Command line usage
HtmlCleaner can be called from the command line with the following syntax:
java -jar htmlcleanerXX.jar [src = <url | file>] [incharset = <charset>] [dest = <file>] [outcharset = <charset>] [taginfofile = <file>] [options...]where options include:
outputtype = simple | compact | browser-compact | pretty | htmlsimple | htmlcompact | htmlpretty advancedxmlescape = true | false transrescharstoncr = true | false usecdata = true | false usecdatafor = ["script,style"] specialentities = true | false transspecialentitiestoncr = true | false unicodechars = true | false omitunknowntags = true | false treatunknowntagsascontent = true | false omitdeprtags = true | false treatdeprtagsascontent = true | false omitcomments = true | false omitxmldecl = true | false omitdoctypedecl = true | false useemptyelementtags = true | false allowmultiwordattributes = true | false allowhtmlinsideattributes = true | false ignoreqe = true | false namespacesaware = true | false hyphenreplacement = <string value> prunetags = <string value> booleanatts = self | empty | true nodebyxpath = <xpath expression> omitenvelope = true | false allowinvalidattributenames = true | false invalidattributenameprefix [""] t:<sourcetagX>[=<desttag>[,<preserveatts>]] t:<sourcetagX>.<destattrY>[=<template>]Note: in order to make difference between URLs and files, URL's must begin with http:// or https://
Pipelines and stdin
As of version 2.11, the src
parameter is optional, as you can instead send data directly from stdin.
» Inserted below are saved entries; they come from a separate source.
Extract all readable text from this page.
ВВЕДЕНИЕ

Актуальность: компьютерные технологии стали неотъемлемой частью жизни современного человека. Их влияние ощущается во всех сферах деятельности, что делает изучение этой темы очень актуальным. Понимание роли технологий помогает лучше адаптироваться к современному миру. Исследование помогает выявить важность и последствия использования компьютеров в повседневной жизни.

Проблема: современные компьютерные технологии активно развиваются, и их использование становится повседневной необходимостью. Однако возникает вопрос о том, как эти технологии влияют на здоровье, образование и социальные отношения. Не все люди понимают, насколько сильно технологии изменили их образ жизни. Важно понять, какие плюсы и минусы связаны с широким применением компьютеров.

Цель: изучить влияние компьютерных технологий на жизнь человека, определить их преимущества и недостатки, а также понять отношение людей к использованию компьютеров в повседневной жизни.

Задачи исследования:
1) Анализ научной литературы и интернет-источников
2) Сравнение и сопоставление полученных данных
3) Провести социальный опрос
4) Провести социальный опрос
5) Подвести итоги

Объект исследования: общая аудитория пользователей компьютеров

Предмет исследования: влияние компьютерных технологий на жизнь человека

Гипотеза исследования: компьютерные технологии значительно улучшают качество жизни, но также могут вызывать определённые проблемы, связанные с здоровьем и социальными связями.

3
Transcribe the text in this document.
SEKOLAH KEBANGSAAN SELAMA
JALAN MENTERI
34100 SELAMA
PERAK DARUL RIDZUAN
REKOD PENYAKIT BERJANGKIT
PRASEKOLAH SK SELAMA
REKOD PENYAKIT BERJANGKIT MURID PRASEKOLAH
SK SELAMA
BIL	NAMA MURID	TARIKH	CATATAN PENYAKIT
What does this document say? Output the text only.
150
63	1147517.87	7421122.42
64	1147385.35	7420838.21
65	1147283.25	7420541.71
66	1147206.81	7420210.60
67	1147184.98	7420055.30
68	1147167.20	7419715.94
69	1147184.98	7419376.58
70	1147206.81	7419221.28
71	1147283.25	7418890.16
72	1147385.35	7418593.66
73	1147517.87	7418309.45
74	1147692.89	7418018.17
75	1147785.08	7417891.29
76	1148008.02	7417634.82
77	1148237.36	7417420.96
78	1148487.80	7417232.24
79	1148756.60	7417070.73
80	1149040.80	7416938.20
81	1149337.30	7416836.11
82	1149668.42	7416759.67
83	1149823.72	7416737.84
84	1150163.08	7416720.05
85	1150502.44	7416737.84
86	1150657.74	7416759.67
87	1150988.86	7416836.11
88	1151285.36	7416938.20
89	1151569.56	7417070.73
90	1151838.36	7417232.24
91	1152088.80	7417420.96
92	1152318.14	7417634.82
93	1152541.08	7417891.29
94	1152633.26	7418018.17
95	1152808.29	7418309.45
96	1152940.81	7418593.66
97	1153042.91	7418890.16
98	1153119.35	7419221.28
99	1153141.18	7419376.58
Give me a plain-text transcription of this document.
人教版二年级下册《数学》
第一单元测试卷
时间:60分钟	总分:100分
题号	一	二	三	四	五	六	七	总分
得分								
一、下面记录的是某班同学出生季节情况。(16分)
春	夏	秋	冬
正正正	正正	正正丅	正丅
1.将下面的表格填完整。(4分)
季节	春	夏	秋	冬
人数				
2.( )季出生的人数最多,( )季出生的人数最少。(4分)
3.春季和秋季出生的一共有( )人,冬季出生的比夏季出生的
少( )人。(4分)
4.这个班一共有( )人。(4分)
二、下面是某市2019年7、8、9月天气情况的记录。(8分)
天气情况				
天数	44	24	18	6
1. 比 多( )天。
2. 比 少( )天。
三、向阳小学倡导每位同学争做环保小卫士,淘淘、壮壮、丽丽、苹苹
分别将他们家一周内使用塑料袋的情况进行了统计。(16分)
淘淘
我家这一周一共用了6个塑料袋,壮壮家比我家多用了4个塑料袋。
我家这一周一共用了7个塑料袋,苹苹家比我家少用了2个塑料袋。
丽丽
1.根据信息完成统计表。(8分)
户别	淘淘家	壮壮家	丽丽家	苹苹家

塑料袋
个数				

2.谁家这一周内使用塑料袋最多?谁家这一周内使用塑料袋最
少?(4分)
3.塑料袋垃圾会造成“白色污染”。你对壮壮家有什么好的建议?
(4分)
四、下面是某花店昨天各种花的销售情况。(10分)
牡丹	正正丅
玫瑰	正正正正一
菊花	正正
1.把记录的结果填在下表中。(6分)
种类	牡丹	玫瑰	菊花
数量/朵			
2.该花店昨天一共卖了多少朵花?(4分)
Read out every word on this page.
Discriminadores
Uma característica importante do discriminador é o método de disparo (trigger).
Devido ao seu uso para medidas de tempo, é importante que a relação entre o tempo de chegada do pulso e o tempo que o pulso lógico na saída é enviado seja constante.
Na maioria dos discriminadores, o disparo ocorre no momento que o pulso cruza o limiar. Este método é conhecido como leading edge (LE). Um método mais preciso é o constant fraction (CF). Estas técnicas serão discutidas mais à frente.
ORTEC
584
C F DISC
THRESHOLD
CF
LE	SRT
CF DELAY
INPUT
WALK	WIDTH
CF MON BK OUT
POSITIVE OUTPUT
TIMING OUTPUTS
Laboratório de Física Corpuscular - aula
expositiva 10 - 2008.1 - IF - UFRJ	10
For example:
curl http://google.com | java -jar htmlcleaner-2.11.jar > cleaned.html
TagInfo providers
Optional parameter taginfofile
is path to XML file that contains description of all
tags and tag dependencies. It will be used in cleaning process instead of default tag info set.
See description file of default tag info set as reference.
Quiet Mode
As of version 2.9, you can also supply the --quiet option to reduce the amount of log output HtmlCleaner produces.
Transformations
Transformation parameters are prefixed with "t:"
. Transformations given in
example would be described in command-line as:
t:cfoutput t:c:block=div,false t:font=span,true t:font.size t:font.face t:font.style=${style};font-family=${face};font-size=${size};